Hrastnik (/sl/, German: Hrastnigg) is a town in the Central Sava Valley in central Slovenia. It is the seat of the Municipality of Hrastnik. The area is part of the traditional region of Styria. The entire municipality is now included in the Central Sava Statistical Region.

==History==
In the past, the majority of locals were employed in the glass, coal, or chemical industry. Today the glass and chemicals factories still operate, but many people also go to work in neighbouring towns such as Trbovlje or Zagorje ob Savi.

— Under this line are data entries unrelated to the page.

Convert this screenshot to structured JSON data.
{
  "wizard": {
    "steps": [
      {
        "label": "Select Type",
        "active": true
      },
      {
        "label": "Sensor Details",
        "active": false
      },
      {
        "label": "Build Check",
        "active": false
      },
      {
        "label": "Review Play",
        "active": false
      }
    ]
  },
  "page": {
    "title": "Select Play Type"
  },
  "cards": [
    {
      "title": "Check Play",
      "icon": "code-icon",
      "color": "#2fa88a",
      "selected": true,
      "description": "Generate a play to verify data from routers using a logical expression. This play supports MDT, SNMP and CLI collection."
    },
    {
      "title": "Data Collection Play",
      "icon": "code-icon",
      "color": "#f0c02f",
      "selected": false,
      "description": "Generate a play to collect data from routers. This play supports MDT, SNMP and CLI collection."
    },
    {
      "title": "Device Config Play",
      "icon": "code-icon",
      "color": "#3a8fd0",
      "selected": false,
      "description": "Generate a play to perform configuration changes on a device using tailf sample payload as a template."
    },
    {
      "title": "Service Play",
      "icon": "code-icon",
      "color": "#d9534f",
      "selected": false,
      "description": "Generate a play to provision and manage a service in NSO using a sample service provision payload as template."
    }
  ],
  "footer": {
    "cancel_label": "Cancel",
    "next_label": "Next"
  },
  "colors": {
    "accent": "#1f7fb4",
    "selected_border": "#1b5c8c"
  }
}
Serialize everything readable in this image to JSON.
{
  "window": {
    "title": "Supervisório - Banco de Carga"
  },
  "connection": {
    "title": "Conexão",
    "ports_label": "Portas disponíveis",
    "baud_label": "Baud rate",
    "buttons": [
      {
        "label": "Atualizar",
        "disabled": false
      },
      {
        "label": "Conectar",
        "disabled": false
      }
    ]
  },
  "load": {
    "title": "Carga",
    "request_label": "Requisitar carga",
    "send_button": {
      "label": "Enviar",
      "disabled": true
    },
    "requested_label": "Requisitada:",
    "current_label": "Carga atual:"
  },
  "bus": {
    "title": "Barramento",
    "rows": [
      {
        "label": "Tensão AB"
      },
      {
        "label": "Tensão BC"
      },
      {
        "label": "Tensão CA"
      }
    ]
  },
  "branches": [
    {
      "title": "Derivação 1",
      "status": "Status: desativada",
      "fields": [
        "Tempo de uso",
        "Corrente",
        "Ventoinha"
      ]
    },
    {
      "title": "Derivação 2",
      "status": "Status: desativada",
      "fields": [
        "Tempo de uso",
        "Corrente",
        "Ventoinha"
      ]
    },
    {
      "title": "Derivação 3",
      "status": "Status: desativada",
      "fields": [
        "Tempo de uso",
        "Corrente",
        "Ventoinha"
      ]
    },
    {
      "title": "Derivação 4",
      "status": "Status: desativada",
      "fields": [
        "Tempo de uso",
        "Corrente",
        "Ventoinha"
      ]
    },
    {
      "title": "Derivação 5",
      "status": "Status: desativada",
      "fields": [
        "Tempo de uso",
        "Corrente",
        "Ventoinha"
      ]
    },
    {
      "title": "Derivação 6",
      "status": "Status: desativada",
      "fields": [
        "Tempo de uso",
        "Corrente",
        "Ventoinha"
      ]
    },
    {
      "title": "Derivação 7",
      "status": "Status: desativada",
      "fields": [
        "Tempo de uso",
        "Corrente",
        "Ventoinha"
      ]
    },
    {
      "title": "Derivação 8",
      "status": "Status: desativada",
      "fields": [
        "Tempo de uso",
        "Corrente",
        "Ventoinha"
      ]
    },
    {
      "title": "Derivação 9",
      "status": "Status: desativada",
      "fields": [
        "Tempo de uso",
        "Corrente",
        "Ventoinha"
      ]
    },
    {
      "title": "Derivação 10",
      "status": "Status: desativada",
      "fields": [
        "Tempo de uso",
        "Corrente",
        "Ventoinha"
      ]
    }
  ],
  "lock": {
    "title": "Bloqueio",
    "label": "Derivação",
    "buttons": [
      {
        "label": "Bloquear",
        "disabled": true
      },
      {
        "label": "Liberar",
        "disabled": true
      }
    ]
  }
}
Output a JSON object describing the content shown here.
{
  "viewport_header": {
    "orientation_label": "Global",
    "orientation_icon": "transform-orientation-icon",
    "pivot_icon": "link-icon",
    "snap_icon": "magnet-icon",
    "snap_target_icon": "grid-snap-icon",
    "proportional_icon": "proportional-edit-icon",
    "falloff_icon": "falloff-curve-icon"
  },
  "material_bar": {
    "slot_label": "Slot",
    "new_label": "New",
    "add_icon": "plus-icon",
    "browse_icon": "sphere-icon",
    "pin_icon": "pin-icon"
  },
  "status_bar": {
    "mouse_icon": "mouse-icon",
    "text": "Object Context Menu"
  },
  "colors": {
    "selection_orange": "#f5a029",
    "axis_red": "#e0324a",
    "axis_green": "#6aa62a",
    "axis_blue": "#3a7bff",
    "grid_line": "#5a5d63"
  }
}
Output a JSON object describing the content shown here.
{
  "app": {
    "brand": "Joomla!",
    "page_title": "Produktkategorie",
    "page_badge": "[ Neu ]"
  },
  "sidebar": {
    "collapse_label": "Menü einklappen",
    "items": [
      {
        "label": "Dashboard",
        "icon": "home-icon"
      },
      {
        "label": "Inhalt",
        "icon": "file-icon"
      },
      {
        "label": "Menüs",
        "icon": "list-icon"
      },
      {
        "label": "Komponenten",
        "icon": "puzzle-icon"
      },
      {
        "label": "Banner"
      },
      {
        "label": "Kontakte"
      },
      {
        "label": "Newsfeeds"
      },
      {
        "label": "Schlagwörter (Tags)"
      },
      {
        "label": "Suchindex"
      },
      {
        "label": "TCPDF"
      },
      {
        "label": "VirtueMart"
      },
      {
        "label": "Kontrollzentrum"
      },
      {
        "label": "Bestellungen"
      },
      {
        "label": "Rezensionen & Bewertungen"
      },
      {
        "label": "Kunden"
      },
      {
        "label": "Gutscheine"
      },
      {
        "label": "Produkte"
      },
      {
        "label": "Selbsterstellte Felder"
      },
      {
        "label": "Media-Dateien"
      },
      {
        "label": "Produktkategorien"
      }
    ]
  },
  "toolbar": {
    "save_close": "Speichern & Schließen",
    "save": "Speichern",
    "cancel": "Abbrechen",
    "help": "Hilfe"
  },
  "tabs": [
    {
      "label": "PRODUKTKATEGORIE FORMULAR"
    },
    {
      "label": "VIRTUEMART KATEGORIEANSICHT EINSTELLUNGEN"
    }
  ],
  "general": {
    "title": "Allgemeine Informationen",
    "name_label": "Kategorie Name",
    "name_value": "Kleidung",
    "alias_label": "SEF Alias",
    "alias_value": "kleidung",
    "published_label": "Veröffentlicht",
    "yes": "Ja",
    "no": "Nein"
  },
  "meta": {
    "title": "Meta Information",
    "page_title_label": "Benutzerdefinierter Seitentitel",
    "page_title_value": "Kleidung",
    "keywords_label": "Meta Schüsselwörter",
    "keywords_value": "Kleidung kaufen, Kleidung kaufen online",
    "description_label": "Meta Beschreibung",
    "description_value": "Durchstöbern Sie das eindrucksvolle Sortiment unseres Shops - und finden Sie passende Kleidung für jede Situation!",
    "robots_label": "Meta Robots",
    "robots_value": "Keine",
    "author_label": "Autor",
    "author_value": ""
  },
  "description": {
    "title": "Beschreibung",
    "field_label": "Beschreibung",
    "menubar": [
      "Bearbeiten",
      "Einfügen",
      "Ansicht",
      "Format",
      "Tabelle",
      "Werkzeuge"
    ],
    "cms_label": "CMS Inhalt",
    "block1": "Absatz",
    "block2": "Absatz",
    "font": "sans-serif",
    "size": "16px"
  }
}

Coal started being mined in Hrastnik in 1822. Production was limited until 1849, when the town was connected to the Austrian Southern Railway. Hrastnik is also known for glass manufacturing. The first school was opened in Hrastnik in 1860. It was originally operated for miners' children at the miners' restaurant but became a public school in 1872. A separate school building was built in 1879. A German-language school was established in 1907 and operated until the end of the First World War.

===Mass grave===

Hrastnik is the site of a mass grave associated with the Second World War. The Senica Ravine Mass Grave (Grobišče Senicatov graben) is located below an orchard by the house at Pot na Kal no. 2. It contains an undetermined number of victims.

===Recent===
On 16 September 2022, heavy wind and rains left a leak in the roof of the music school in Hrastnik, which firefighters had to repair.

==Church==
The parish church in the settlement is dedicated to Christ the King and belongs to the Roman Catholic Diocese of Celje. It was built in 1936. A second church in the south of the settlement, belonging to the same parish, is dedicated to Our Lady of Mount Carmel. It dates to the 16th century with major 17th-century adaptations.